What I have heard in most use and practice, that "antibiotic" is limited to
substances produced by living organisms, or a synthetic based on same.

Who cares what we call CS; it kills every bacteria it has been tested
against, some fungi, some mycoplasmas and some virons.

Let's be 18th century and call  it  a "pathogen bane".

James-Osbourne: Holmes
  -----Original Message-----
  From: Marshall Dudley [mailto:[email protected]]
  Sent: Tuesday, September 17, 2002 2:49 PM
  To: [email protected]
  Subject: Re: CS>FTC regulations?


  But it does meet the adjective definition.  So CS is antibiotic but is not
an antibiotic.
  Would that be correct?

  Marshall

  Terry Dickinson wrote:

    English use - from the New Shorter Oxford Dictionary:
    antibiotic /%antIbVI"QtIk/ a. & n.
    m19. [f. anti- + Gk biotikos fit for life, f. bios life: see - otic.]

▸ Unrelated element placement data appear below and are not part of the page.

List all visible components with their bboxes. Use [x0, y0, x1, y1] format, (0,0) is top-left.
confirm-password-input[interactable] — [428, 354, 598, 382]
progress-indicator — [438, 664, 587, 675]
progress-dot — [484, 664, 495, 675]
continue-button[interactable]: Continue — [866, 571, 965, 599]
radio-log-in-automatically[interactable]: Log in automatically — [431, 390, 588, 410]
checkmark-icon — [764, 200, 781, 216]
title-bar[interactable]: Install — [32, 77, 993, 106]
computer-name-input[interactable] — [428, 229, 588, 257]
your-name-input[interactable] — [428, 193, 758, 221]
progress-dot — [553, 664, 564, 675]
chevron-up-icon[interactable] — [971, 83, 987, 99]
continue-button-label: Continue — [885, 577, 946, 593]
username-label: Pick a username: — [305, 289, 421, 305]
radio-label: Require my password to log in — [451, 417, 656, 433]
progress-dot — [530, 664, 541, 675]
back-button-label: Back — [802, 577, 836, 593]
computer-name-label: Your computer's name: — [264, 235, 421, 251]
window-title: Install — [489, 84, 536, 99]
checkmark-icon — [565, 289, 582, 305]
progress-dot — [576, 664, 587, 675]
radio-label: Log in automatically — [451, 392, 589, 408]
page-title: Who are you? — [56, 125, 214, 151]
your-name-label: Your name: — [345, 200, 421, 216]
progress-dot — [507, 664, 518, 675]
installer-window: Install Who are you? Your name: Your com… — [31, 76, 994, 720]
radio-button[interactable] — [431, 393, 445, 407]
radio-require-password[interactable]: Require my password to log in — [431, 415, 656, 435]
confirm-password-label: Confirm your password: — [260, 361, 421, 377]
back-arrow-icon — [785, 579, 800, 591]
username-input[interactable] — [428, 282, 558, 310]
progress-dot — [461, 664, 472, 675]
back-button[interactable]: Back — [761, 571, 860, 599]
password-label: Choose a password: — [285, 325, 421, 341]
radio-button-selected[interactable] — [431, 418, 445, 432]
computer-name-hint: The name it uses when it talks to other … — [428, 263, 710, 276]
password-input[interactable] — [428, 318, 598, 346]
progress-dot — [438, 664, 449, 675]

    A adj. †1 Doubting the possibility of life (in a particular
environment). m–l19.

    2 Injurious to or destructive of living matter, esp. micro-organisms; of
or pertaining to antibiotics. l19.

    B n. A substance which is capable of destroying or inhibiting the growth
of bacteria or other micro- organisms; spec. one that is produced by another
micro-organism (or is a synthetic analogue of a microbial product), and is
used therapeutically. m20.

    So, for my pennorth, CS does not meet the specific noun definition.

    Terry

      ----- Original Message -----
      From: Marshall Dudley
      To: [email protected]
      Sent: Tuesday, September 17, 2002 3:06 PM
      Subject: Re: CS>FTC regulations?
       I believe by convention an antibiotic that is used on non-living
things is called a disinfectant.  The dictionary says that an antibiotic is
anything that kills some forms of life.